Workflows8 min read
How to build human-in-the-loop for AI agents
Practical human-in-the-loop for AI agents, covering two ways to halt a process in your Python backend, plus the SSE streaming and async production patterns that save state and resume after approval.
Human-in-the-loop is a strategic halt point in an agentic system. You stop the process and wait for approval or feedback from a human before the flow of operations continues. Halting a process inside your Python backend is the easy part, and I'll show you two ways to do it. The hard part is everything around it, because in a real application the frontend, the API, the agent, and the database all need to talk to each other before an approval step actually works.

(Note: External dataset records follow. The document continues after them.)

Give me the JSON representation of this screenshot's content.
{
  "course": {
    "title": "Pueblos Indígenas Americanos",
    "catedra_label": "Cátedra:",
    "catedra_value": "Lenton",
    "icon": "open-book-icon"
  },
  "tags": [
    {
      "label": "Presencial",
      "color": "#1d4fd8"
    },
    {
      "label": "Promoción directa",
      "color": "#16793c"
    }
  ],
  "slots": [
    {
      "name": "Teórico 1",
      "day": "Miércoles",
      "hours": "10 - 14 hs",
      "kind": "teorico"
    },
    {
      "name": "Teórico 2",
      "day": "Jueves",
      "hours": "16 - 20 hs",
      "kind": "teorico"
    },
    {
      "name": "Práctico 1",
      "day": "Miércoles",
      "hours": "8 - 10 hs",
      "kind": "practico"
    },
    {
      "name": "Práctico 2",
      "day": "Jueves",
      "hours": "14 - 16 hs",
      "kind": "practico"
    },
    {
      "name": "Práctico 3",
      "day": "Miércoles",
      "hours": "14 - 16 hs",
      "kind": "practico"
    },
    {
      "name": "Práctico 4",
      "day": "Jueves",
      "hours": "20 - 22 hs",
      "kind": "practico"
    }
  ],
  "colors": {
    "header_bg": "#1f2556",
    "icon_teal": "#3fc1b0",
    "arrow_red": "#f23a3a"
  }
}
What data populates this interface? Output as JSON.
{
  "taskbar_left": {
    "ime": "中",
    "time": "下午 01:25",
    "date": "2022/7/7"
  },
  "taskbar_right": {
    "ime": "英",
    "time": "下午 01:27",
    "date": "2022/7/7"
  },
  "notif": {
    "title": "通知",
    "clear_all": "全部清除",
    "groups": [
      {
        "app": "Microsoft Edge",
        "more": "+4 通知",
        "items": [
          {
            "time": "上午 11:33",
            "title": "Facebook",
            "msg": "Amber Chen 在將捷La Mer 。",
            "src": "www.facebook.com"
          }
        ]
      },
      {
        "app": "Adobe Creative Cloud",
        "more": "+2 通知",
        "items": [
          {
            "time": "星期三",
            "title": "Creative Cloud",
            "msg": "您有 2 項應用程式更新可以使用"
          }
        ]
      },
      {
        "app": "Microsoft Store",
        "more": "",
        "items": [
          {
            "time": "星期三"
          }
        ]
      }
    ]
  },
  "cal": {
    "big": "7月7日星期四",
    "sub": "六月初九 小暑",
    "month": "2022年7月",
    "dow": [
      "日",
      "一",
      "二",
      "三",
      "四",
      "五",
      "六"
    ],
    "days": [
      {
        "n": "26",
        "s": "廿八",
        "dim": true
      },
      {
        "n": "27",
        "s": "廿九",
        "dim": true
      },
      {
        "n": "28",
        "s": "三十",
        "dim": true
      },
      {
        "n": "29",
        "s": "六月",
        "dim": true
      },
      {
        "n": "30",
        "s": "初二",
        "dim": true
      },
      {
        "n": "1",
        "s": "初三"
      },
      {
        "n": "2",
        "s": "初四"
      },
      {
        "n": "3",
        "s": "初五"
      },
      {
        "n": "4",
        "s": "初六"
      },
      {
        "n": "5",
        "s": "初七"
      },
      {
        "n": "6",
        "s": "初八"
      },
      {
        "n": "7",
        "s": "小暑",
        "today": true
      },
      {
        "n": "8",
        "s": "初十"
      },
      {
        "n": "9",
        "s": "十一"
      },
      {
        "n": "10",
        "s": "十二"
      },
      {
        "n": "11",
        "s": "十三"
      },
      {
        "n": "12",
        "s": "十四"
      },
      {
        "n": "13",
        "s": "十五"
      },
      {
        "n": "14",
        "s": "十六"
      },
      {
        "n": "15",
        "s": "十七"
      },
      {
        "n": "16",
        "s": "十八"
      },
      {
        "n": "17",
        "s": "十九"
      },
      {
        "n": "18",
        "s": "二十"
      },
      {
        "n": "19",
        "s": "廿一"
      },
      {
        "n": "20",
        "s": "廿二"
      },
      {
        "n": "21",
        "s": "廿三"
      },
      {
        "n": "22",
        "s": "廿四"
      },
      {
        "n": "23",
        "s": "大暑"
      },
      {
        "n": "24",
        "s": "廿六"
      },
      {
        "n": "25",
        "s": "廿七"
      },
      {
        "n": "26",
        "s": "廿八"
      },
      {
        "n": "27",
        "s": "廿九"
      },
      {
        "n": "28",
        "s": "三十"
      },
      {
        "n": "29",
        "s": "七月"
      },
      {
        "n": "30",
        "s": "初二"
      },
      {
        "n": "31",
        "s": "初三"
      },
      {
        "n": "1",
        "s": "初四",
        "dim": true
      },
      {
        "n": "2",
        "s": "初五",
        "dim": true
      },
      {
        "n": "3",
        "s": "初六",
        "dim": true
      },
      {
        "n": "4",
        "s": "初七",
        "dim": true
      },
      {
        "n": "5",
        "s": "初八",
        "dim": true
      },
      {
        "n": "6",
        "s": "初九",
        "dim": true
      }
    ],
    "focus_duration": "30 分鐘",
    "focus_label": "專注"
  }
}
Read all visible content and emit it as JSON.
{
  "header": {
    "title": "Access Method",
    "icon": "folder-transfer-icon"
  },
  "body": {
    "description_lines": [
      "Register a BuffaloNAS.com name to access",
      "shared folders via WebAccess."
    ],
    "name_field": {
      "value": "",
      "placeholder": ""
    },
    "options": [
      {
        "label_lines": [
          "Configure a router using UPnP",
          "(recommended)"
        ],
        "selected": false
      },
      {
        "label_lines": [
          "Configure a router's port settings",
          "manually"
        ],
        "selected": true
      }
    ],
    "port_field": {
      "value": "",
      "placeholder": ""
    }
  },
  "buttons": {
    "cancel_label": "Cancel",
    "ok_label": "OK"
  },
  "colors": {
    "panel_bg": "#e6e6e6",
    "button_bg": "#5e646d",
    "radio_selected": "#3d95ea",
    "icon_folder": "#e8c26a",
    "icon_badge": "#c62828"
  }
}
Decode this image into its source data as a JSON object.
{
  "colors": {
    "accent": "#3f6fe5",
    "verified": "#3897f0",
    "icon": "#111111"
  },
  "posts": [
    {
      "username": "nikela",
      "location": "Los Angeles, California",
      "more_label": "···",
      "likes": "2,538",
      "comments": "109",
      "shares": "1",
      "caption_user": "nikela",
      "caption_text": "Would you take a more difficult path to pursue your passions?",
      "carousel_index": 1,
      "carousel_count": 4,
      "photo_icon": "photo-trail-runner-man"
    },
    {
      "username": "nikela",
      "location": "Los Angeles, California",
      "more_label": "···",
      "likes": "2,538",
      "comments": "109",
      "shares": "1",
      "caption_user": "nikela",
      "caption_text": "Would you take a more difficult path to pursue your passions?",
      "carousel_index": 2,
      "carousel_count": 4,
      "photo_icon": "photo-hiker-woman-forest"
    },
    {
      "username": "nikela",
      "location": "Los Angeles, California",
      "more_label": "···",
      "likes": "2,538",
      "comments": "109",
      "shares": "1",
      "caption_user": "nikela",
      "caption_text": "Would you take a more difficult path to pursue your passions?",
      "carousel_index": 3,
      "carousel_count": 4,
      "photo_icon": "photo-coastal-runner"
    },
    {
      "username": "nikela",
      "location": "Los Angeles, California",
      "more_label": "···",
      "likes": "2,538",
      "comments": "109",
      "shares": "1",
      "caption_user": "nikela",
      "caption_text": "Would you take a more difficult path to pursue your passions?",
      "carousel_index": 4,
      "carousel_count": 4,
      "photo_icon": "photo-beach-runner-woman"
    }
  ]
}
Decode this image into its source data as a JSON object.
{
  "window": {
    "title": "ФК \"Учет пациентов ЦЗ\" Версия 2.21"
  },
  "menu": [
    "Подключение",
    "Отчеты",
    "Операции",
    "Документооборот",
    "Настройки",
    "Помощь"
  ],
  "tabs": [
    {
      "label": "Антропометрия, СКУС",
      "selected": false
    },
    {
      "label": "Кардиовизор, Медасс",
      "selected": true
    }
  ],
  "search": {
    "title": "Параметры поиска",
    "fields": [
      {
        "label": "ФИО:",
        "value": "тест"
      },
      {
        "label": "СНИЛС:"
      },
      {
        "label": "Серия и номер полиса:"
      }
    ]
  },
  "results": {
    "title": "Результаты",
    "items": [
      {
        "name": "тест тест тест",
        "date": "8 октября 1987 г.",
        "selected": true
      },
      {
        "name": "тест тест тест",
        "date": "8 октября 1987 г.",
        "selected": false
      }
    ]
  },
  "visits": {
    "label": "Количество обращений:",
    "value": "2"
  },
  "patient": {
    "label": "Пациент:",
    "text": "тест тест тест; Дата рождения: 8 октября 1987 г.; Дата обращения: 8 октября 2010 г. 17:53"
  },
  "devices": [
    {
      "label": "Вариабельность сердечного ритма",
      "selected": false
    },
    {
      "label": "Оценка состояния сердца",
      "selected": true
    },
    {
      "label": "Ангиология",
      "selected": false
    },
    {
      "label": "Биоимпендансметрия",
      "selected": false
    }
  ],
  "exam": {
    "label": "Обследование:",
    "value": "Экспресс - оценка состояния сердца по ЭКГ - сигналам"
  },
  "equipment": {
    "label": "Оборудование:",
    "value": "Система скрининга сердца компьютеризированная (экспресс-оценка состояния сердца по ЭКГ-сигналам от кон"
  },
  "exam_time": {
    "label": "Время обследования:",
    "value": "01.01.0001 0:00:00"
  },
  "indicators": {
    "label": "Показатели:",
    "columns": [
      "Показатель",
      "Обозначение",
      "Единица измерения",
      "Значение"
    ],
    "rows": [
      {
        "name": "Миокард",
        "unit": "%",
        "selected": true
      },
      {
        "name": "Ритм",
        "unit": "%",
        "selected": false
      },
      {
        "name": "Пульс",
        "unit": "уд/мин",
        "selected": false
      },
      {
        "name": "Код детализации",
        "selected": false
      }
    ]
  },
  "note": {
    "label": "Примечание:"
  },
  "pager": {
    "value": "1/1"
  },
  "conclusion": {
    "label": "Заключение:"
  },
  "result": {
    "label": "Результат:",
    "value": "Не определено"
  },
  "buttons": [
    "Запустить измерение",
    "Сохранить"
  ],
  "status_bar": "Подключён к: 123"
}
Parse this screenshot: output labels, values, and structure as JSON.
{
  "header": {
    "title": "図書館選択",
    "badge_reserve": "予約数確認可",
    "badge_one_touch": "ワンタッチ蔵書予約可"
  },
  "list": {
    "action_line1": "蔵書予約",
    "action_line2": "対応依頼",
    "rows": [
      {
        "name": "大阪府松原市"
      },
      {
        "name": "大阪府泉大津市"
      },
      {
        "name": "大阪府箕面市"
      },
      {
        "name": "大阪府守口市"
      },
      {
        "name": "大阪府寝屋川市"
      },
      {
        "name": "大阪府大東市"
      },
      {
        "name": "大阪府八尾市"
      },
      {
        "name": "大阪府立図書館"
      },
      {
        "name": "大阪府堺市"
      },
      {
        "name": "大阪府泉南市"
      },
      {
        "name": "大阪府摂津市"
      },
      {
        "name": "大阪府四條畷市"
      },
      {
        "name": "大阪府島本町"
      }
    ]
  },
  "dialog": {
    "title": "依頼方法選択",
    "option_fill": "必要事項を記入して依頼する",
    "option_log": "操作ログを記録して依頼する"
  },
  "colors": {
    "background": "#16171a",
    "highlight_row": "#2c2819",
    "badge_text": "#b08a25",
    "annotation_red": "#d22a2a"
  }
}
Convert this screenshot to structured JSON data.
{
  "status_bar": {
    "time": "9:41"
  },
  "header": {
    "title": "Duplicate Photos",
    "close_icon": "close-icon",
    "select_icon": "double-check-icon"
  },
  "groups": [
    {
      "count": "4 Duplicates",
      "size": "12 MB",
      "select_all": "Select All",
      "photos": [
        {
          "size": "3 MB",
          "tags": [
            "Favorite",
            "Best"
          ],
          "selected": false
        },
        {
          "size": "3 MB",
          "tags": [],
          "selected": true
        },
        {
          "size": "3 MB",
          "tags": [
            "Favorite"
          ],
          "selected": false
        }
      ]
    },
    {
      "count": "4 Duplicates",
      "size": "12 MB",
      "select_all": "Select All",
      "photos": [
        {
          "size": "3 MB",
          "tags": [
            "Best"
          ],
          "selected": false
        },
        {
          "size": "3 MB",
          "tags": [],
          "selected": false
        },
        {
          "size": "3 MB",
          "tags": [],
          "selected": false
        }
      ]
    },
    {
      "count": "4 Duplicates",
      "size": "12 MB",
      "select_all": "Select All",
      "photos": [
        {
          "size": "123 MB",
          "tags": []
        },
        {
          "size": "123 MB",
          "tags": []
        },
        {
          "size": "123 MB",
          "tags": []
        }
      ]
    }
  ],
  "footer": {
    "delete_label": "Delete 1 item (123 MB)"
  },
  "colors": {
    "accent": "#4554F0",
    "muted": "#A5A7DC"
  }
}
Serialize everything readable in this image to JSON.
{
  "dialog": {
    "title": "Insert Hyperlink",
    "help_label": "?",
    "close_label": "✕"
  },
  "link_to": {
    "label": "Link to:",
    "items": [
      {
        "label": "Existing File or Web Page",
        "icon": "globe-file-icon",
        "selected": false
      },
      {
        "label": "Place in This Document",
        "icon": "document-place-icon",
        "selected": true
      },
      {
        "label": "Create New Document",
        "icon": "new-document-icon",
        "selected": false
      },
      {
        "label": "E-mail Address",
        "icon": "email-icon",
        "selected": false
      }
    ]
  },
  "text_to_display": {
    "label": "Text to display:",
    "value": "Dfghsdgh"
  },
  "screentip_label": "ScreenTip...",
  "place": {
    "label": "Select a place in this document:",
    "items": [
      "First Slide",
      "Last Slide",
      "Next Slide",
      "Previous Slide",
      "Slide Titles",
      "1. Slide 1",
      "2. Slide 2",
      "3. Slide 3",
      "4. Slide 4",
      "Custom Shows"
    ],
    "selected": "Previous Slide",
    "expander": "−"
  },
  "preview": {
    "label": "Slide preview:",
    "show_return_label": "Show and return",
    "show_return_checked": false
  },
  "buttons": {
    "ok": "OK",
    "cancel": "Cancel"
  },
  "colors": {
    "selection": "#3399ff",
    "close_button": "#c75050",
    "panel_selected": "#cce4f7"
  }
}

Take a banking agent. Checking a balance is safe. A deposit is fine too. But transferring money, especially higher amounts, is exactly where you want a human to approve before the agent goes off and processes the transaction. In almost any serious LLM-based application that grows in scale, you'll find a branch or route like this where human-in-the-loop helps.
This guide covers two ways to halt a process in your backend code, and the two production patterns that tie the whole application stack together.
Why approval steps get you to production faster
You don't need the LLM to handle every case before going live. If the model can handle 50% of cases fully automated, and the other 50% can be clearly classified as tricky, route the tricky half to humans and ship. You get to production quicker, and the approval queue shows you what the edge cases are, which is how the system gets more reliable over time.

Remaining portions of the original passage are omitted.